At the entrance to the Temple of Apollo in Delphi was the inscription, “Know thyself.” Those two simple words form the beginning and most important element of emotional intelligence. One of the key lessons we learn in this area is self-knowledge about how we react when where are stressed and triggered. This knowledge is especially important for trainers, as we are normally standing in the front of a room with attendees’ eyes (hopefully) fixed on us.

When we are triggered, there is nowhere to run, and we are forced to manage it in the moment. I would like to offer two simple exercises to help us move away from being triggered and all the limitations it imposes on us.

Your training session is going well. So far, it’s been a good group, apart from two learners who are beginning to annoy you. One of them keeps flashing you a look of contempt, and all of a sudden, without your ever giving your body permission, you begin to feel tense, and you feel your face becoming flushed. Your heart beats faster, and your breath rate increases. Your mind is distracted, and all you can focus on is that look. You’ve been triggered.

Sound familiar? While each of our triggers is unique, our reaction is broadly the same. What’s more, most of these reactions begin before we are aware of them. As much as we like to think that we are evolved and sophisticated, when it comes to how we react to stressors, we are closer to our cavewoman and caveman ancestors that we like to think.

Human beings are wonderfully made to survive, and the limbic part of our brain is constantly scanning for threats. When a threat is detected, an amazing set of reactions takes place. Oxygen is diverted form the brain to the lungs in case we need to make a quick escape. Our hearts beat faster, pushing blood to our legs for the same reason.

This system was perfect for the mornings when we wandered out of the cave and saw a woolly mammoth. We went into automatic functioning, with no thought required. The problem is that this survival system is still firmly in place, even though the woolly mammoths are long gone. When to comes to threats, our brains do not distinguish between real, imagined or relived threats. They are all treated the same way.

Adding insult to injury is the impact of that initial diversion of oxygen. When we are triggered and we go into a reactive space, our tendency is to look at things as black and white. Our ability for learning decreases, we tend to look for quick-fix answers and our capacity for curiosity decreases. We are less able to use humor, and things become more serious. Needless to say, this situation is less than optimal while facilitating training.

So, what are your options? There are two things you can do in the moment.
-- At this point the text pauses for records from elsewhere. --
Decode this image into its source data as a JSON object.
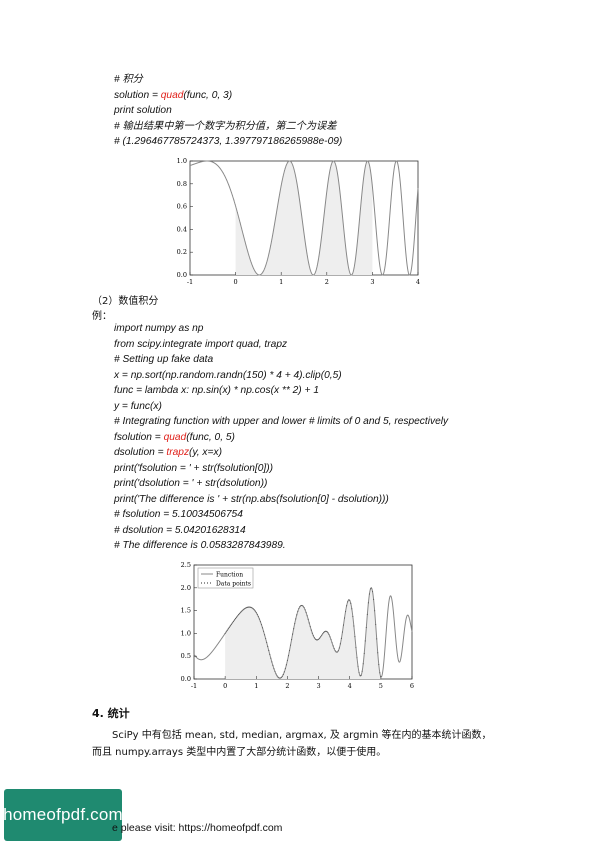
{
  "code_block_1": [
    [
      {
        "t": "# 积分"
      }
    ],
    [
      {
        "t": "solution = "
      },
      {
        "t": "quad",
        "red": true
      },
      {
        "t": "(func, 0, 3)"
      }
    ],
    [
      {
        "t": "print solution"
      }
    ],
    [
      {
        "t": "# 输出结果中第一个数字为积分值，第二个为误差"
      }
    ],
    [
      {
        "t": "# (1.296467785724373, 1.397797186265988e-09)"
      }
    ]
  ],
  "section_2_title": "（2）数值积分",
  "example_label": "例：",
  "code_block_2": [
    [
      {
        "t": "import numpy as np"
      }
    ],
    [
      {
        "t": "from scipy.integrate import quad, trapz"
      }
    ],
    [
      {
        "t": "# Setting up fake data"
      }
    ],
    [
      {
        "t": "x = np.sort(np.random.randn(150) * 4 + 4).clip(0,5)"
      }
    ],
    [
      {
        "t": "func = lambda x: np.sin(x) * np.cos(x ** 2) + 1"
      }
    ],
    [
      {
        "t": "y = func(x)"
      }
    ],
    [
      {
        "t": "# Integrating function with upper and lower # limits of 0 and 5, respectively"
      }
    ],
    [
      {
        "t": "fsolution = "
      },
      {
        "t": "quad",
        "red": true
      },
      {
        "t": "(func, 0, 5)"
      }
    ],
    [
      {
        "t": "dsolution = "
      },
      {
        "t": "trapz",
        "red": true
      },
      {
        "t": "(y, x=x)"
      }
    ],
    [
      {
        "t": "print('fsolution = ' + str(fsolution[0]))"
      }
    ],
    [
      {
        "t": "print('dsolution = ' + str(dsolution))"
      }
    ],
    [
      {
        "t": "print('The difference is ' + str(np.abs(fsolution[0] - dsolution)))"
      }
    ],
    [
      {
        "t": "# fsolution = 5.10034506754"
      }
    ],
    [
      {
        "t": "# dsolution = 5.04201628314"
      }
    ],
    [
      {
        "t": "# The difference is 0.0583287843989."
      }
    ]
  ],
  "section_4_heading": "4. 统计",
  "paragraph_lines": [
    "SciPy 中有包括 mean, std, median, argmax, 及 argmin 等在内的基本统计函数，",
    "而且 numpy.arrays 类型中内置了大部分统计函数，以便于使用。"
  ],
  "logo_text": "homeofpdf.com",
  "footer_text": "e please visit: https://homeofpdf.com",
  "colors": {
    "code_highlight": "#e0201a",
    "logo_bg": "#1f8a70",
    "curve": "#888888",
    "fill": "#eeeeee"
  },
  "chart_data": [
    {
      "type": "area",
      "function": "cos(x^2)^2 style oscillation, shaded integral from 0 to 3",
      "xlim": [
        -1,
        4
      ],
      "ylim": [
        0.0,
        1.0
      ],
      "xticks": [
        "-1",
        "0",
        "1",
        "2",
        "3",
        "4"
      ],
      "yticks": [
        "0.0",
        "0.2",
        "0.4",
        "0.6",
        "0.8",
        "1.0"
      ],
      "shaded_range": [
        0,
        3
      ]
    },
    {
      "type": "line",
      "function": "sin(x)*cos(x^2)+1, shaded integral from 0 to 5",
      "xlim": [
        -1,
        6
      ],
      "ylim": [
        0.0,
        2.5
      ],
      "xticks": [
        "-1",
        "0",
        "1",
        "2",
        "3",
        "4",
        "5",
        "6"
      ],
      "yticks": [
        "0.0",
        "0.5",
        "1.0",
        "1.5",
        "2.0",
        "2.5"
      ],
      "shaded_range": [
        0,
        5
      ],
      "legend": [
        "Function",
        "Data points"
      ],
      "legend_position": "top-left"
    }
  ]
}
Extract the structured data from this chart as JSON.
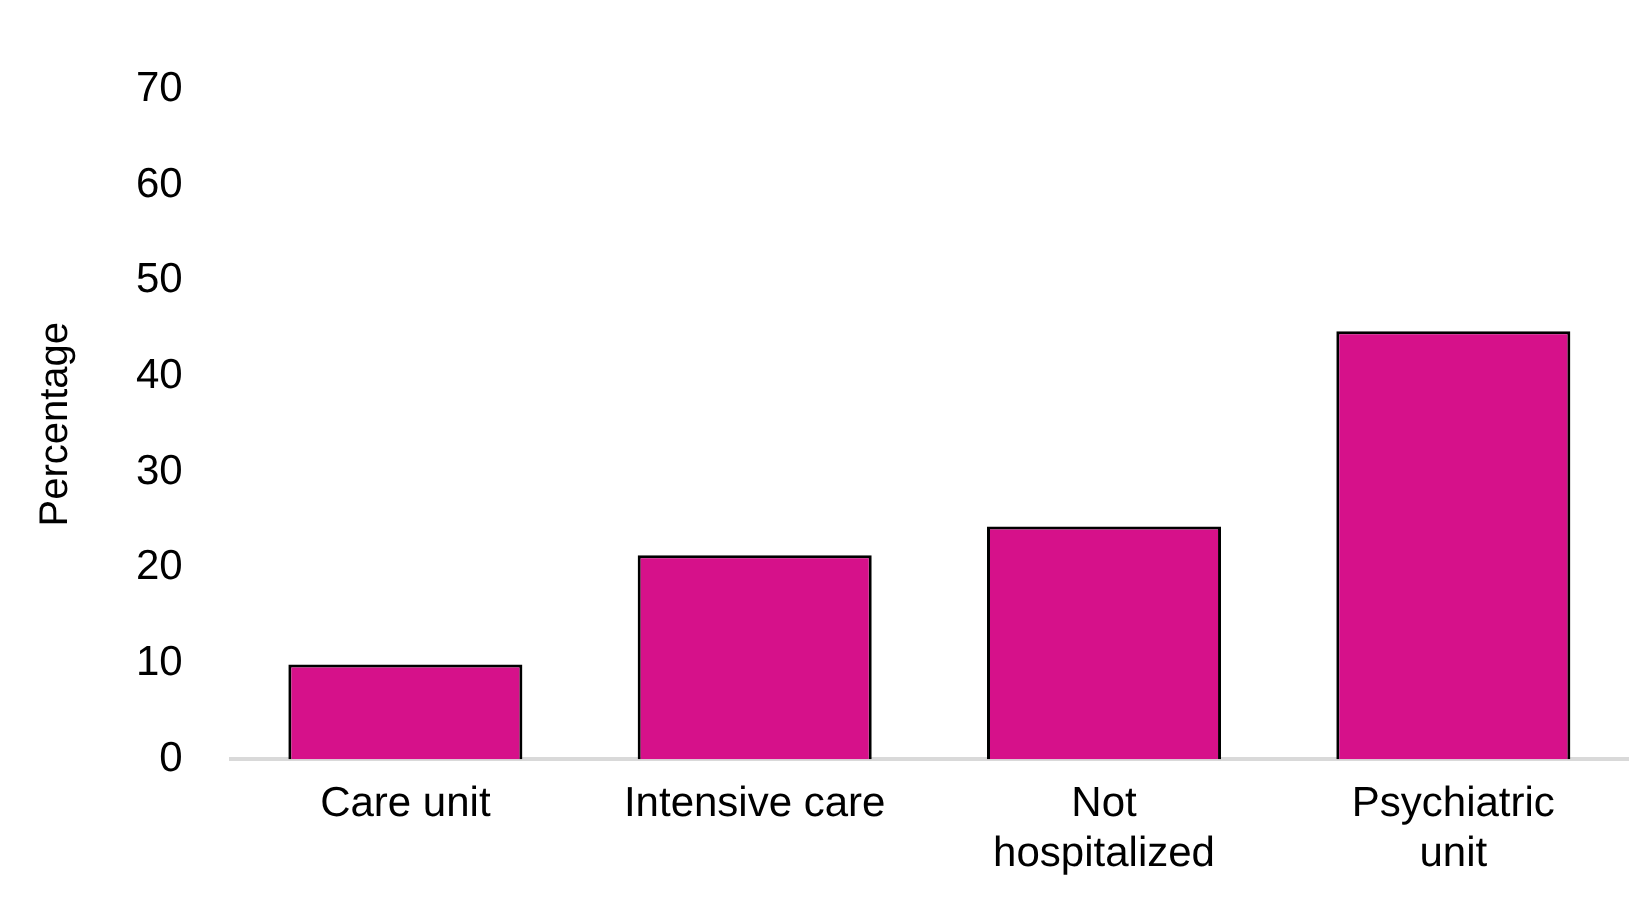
{
  "chart_data": {
    "type": "bar",
    "ylabel": "Percentage",
    "categories": [
      "Care unit",
      "Intensive care",
      "Not hospitalized",
      "Psychiatric unit"
    ],
    "values": [
      9.9,
      21.3,
      24.3,
      44.7
    ],
    "color": "#d6118a",
    "ylim": [
      0,
      70
    ],
    "yticks": [
      0,
      10,
      20,
      30,
      40,
      50,
      60,
      70
    ],
    "grid": false,
    "legend": false
  }
}
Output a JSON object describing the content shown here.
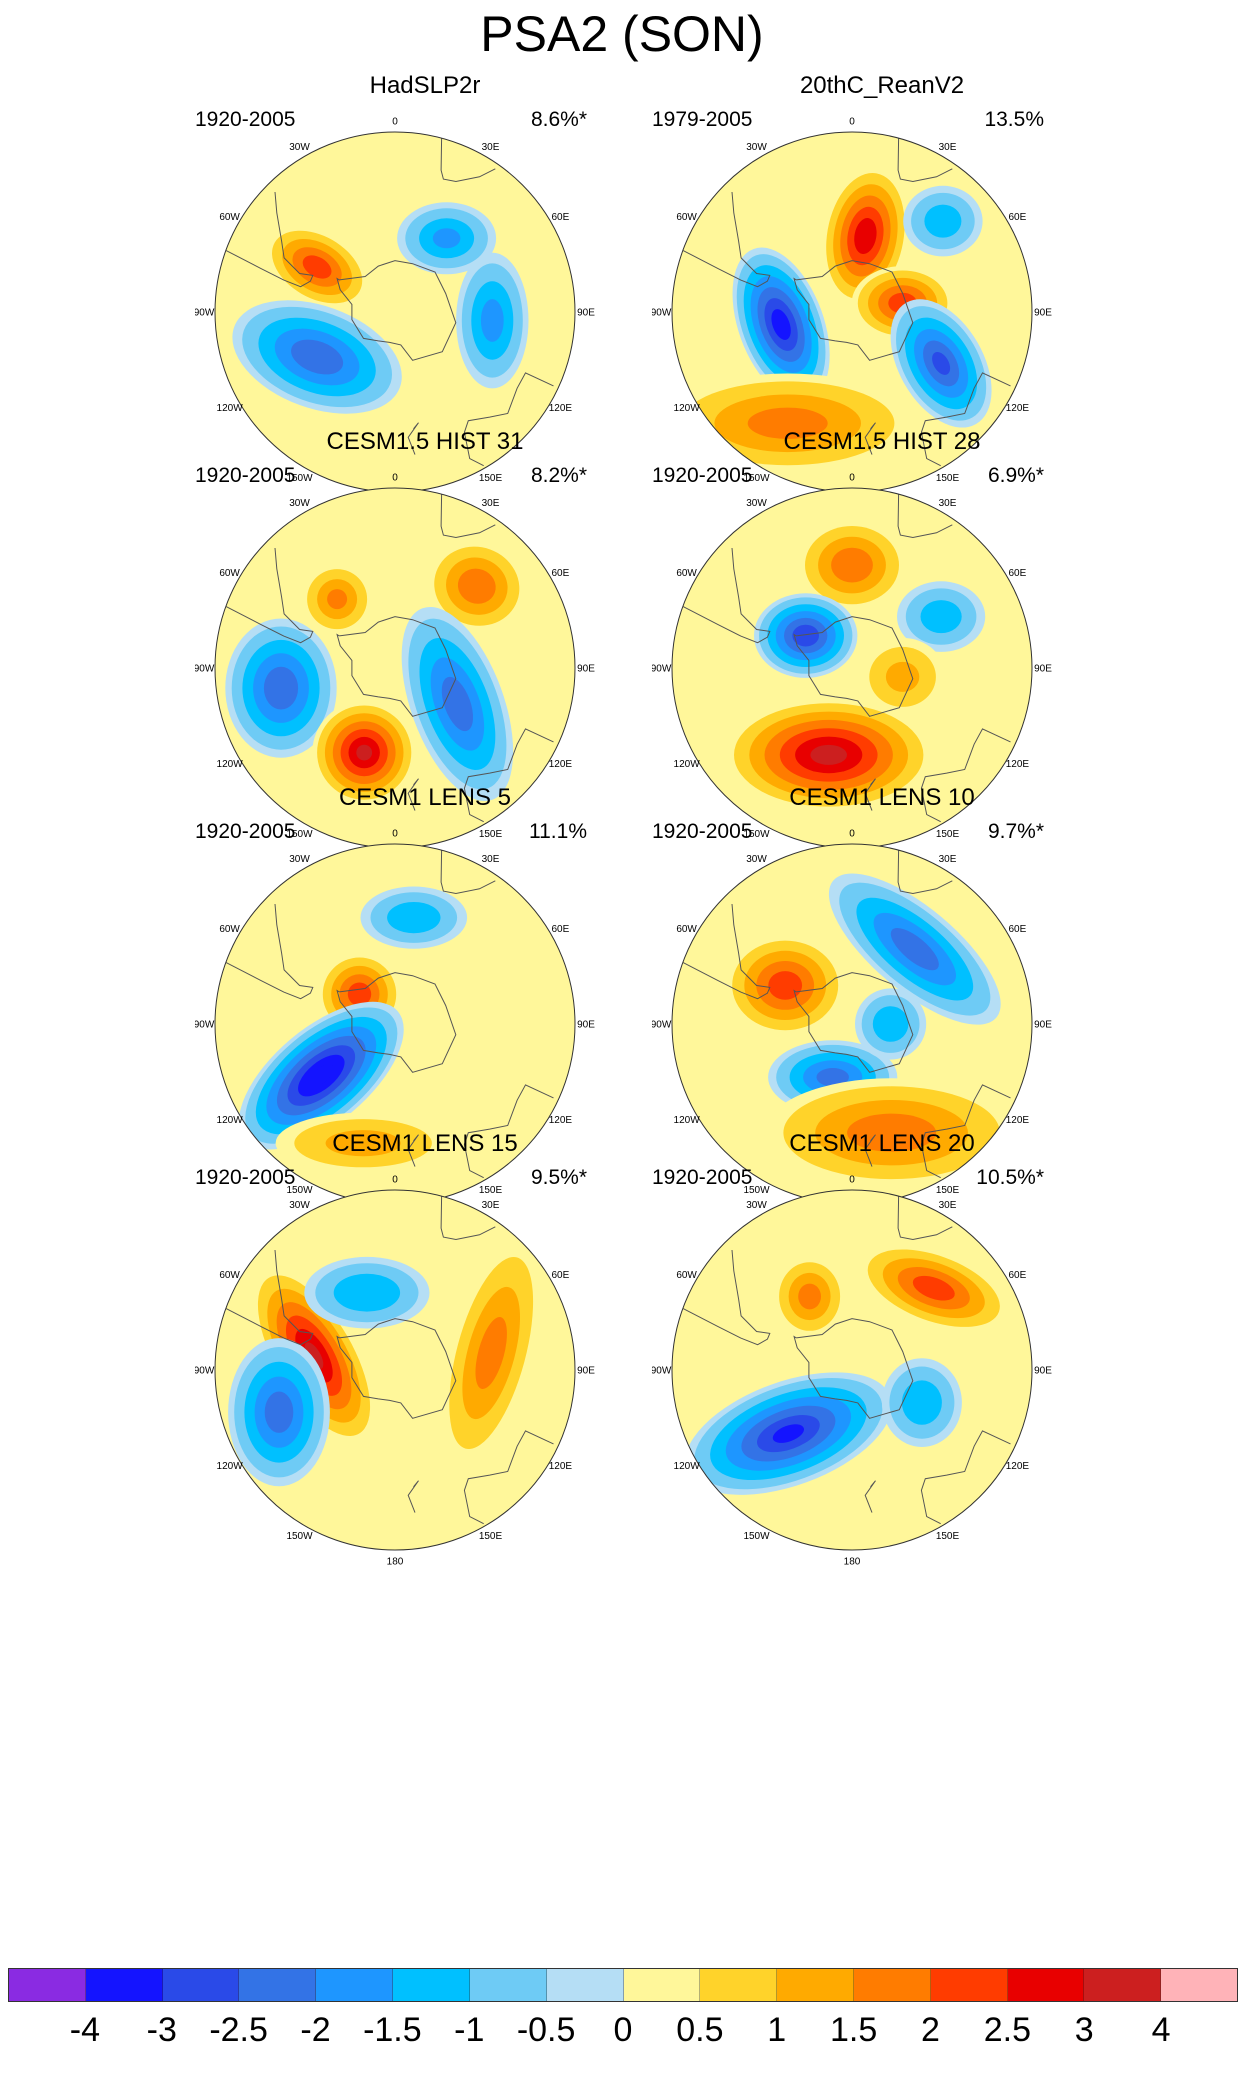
{
  "title": "PSA2 (SON)",
  "panels": [
    {
      "title": "HadSLP2r",
      "period": "1920-2005",
      "variance": "8.6%*",
      "blobs": [
        {
          "lon": -60,
          "lat": -55,
          "amp": 2.2,
          "rx": 60,
          "ry": 38,
          "rot": 30
        },
        {
          "lon": 35,
          "lat": -55,
          "amp": -1.5,
          "rx": 55,
          "ry": 40,
          "rot": 0
        },
        {
          "lon": 95,
          "lat": -52,
          "amp": -1.6,
          "rx": 40,
          "ry": 75,
          "rot": 0
        },
        {
          "lon": -120,
          "lat": -55,
          "amp": -2.3,
          "rx": 95,
          "ry": 55,
          "rot": 20
        }
      ]
    },
    {
      "title": "20thC_ReanV2",
      "period": "1979-2005",
      "variance": "13.5%",
      "blobs": [
        {
          "lon": 10,
          "lat": -60,
          "amp": 2.8,
          "rx": 45,
          "ry": 75,
          "rot": 10
        },
        {
          "lon": 80,
          "lat": -70,
          "amp": 2.2,
          "rx": 55,
          "ry": 40,
          "rot": 0
        },
        {
          "lon": -100,
          "lat": -62,
          "amp": -3.2,
          "rx": 45,
          "ry": 85,
          "rot": -20
        },
        {
          "lon": -150,
          "lat": -40,
          "amp": 1.6,
          "rx": 140,
          "ry": 55,
          "rot": 0
        },
        {
          "lon": 120,
          "lat": -50,
          "amp": -2.5,
          "rx": 45,
          "ry": 75,
          "rot": -30
        },
        {
          "lon": 45,
          "lat": -40,
          "amp": -1.2,
          "rx": 45,
          "ry": 40,
          "rot": 0
        }
      ]
    },
    {
      "title": "CESM1.5 HIST 31",
      "period": "1920-2005",
      "variance": "8.2%*",
      "blobs": [
        {
          "lon": -40,
          "lat": -55,
          "amp": 1.5,
          "rx": 40,
          "ry": 40,
          "rot": 0
        },
        {
          "lon": 45,
          "lat": -45,
          "amp": 1.8,
          "rx": 55,
          "ry": 50,
          "rot": 20
        },
        {
          "lon": -100,
          "lat": -45,
          "amp": -2.3,
          "rx": 60,
          "ry": 75,
          "rot": 0
        },
        {
          "lon": -160,
          "lat": -55,
          "amp": 3.0,
          "rx": 55,
          "ry": 55,
          "rot": 0
        },
        {
          "lon": 120,
          "lat": -62,
          "amp": -2.2,
          "rx": 50,
          "ry": 110,
          "rot": -20
        }
      ]
    },
    {
      "title": "CESM1.5 HIST 28",
      "period": "1920-2005",
      "variance": "6.9%*",
      "blobs": [
        {
          "lon": 0,
          "lat": -50,
          "amp": 1.8,
          "rx": 60,
          "ry": 50,
          "rot": 0
        },
        {
          "lon": -55,
          "lat": -68,
          "amp": -2.8,
          "rx": 55,
          "ry": 45,
          "rot": 0
        },
        {
          "lon": -165,
          "lat": -55,
          "amp": 3.1,
          "rx": 110,
          "ry": 60,
          "rot": 0
        },
        {
          "lon": 60,
          "lat": -50,
          "amp": -1.2,
          "rx": 50,
          "ry": 40,
          "rot": 0
        },
        {
          "lon": 100,
          "lat": -70,
          "amp": 1.0,
          "rx": 50,
          "ry": 45,
          "rot": 0
        }
      ]
    },
    {
      "title": "CESM1 LENS 5",
      "period": "1920-2005",
      "variance": "11.1%",
      "blobs": [
        {
          "lon": -50,
          "lat": -72,
          "amp": 2.2,
          "rx": 45,
          "ry": 45,
          "rot": 0
        },
        {
          "lon": -125,
          "lat": -55,
          "amp": -3.6,
          "rx": 105,
          "ry": 50,
          "rot": -40
        },
        {
          "lon": 10,
          "lat": -48,
          "amp": -1.3,
          "rx": 60,
          "ry": 35,
          "rot": 0
        },
        {
          "lon": -165,
          "lat": -42,
          "amp": 1.1,
          "rx": 100,
          "ry": 35,
          "rot": 0
        }
      ]
    },
    {
      "title": "CESM1 LENS 10",
      "period": "1920-2005",
      "variance": "9.7%*",
      "blobs": [
        {
          "lon": -60,
          "lat": -60,
          "amp": 2.2,
          "rx": 65,
          "ry": 55,
          "rot": 0
        },
        {
          "lon": 40,
          "lat": -52,
          "amp": -2.2,
          "rx": 115,
          "ry": 45,
          "rot": 40
        },
        {
          "lon": -160,
          "lat": -68,
          "amp": -2.1,
          "rx": 70,
          "ry": 40,
          "rot": 0
        },
        {
          "lon": 160,
          "lat": -45,
          "amp": 1.7,
          "rx": 140,
          "ry": 60,
          "rot": 0
        },
        {
          "lon": 90,
          "lat": -75,
          "amp": -1.3,
          "rx": 40,
          "ry": 40,
          "rot": 0
        }
      ]
    },
    {
      "title": "CESM1 LENS 15",
      "period": "1920-2005",
      "variance": "9.5%*",
      "blobs": [
        {
          "lon": -80,
          "lat": -58,
          "amp": 3.0,
          "rx": 45,
          "ry": 105,
          "rot": -30
        },
        {
          "lon": -110,
          "lat": -42,
          "amp": -2.2,
          "rx": 55,
          "ry": 80,
          "rot": 0
        },
        {
          "lon": 80,
          "lat": -52,
          "amp": 1.6,
          "rx": 45,
          "ry": 130,
          "rot": 15
        },
        {
          "lon": -20,
          "lat": -58,
          "amp": -1.4,
          "rx": 70,
          "ry": 40,
          "rot": 0
        }
      ]
    },
    {
      "title": "CESM1 LENS 20",
      "period": "1920-2005",
      "variance": "10.5%*",
      "blobs": [
        {
          "lon": -135,
          "lat": -55,
          "amp": -3.0,
          "rx": 115,
          "ry": 55,
          "rot": -20
        },
        {
          "lon": 45,
          "lat": -45,
          "amp": 2.2,
          "rx": 85,
          "ry": 40,
          "rot": 20
        },
        {
          "lon": -30,
          "lat": -57,
          "amp": 1.6,
          "rx": 40,
          "ry": 45,
          "rot": 0
        },
        {
          "lon": 115,
          "lat": -60,
          "amp": -1.3,
          "rx": 45,
          "ry": 50,
          "rot": 0
        }
      ]
    }
  ],
  "lon_labels": [
    {
      "lon": 0,
      "text": "0"
    },
    {
      "lon": 30,
      "text": "30E"
    },
    {
      "lon": 60,
      "text": "60E"
    },
    {
      "lon": 90,
      "text": "90E"
    },
    {
      "lon": 120,
      "text": "120E"
    },
    {
      "lon": 150,
      "text": "150E"
    },
    {
      "lon": 180,
      "text": "180"
    },
    {
      "lon": -150,
      "text": "150W"
    },
    {
      "lon": -120,
      "text": "120W"
    },
    {
      "lon": -90,
      "text": "90W"
    },
    {
      "lon": -60,
      "text": "60W"
    },
    {
      "lon": -30,
      "text": "30W"
    }
  ],
  "colorbar": {
    "colors": [
      "#8a2be2",
      "#1414ff",
      "#2a4ae8",
      "#3373e6",
      "#1e96ff",
      "#00c0ff",
      "#6ecbf5",
      "#b5def5",
      "#fff79a",
      "#ffd32a",
      "#ffaa00",
      "#ff7c00",
      "#ff3c00",
      "#e80000",
      "#cc1f1f",
      "#ffb3b8"
    ],
    "ticks": [
      "-4",
      "-3",
      "-2.5",
      "-2",
      "-1.5",
      "-1",
      "-0.5",
      "0",
      "0.5",
      "1",
      "1.5",
      "2",
      "2.5",
      "3",
      "4"
    ]
  }
}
1. Focus on Your Breathing.

Research is only beginning to show the numerous benefits of being able to breathe properly and returning to that simple action when we are triggered. We are taught many things in life and school, but, unfortunately, learning to breathe properly is not high on the list. Our breathing should be rhythmic, engaging the diaphragm. When we are triggered, our breathing tends to become shallower and moves from the diaphragm up to our chest. Taking time to readjust your breath and regain this simple rhythm can work wonders. It also helps return oxygen to your brain, reengaging the higher functions you need.

2. Take a Seven-Second Vacation.

When you are triggered, place your attention for one second on your feet. Feel them touching the ground. That simple act of awareness can move you out of your present train of thought. For three seconds, breathe in and out. Notice what parts of your body are feeling tense and hot or cold. For three more seconds, breathe out and visualize the tension leaving your body. Notice your stance, and make a quick adjustment so that you are standing straight and open, letting your body return to a more confidence pose.

I still am annoyed with myself when I become triggered and let something small get the better of me. I have learned, however, rather than demonize each episode, to tell myself that this reaction is a reminder of my amazing biology, which kept my ancestors safe. All I have to do is breathe.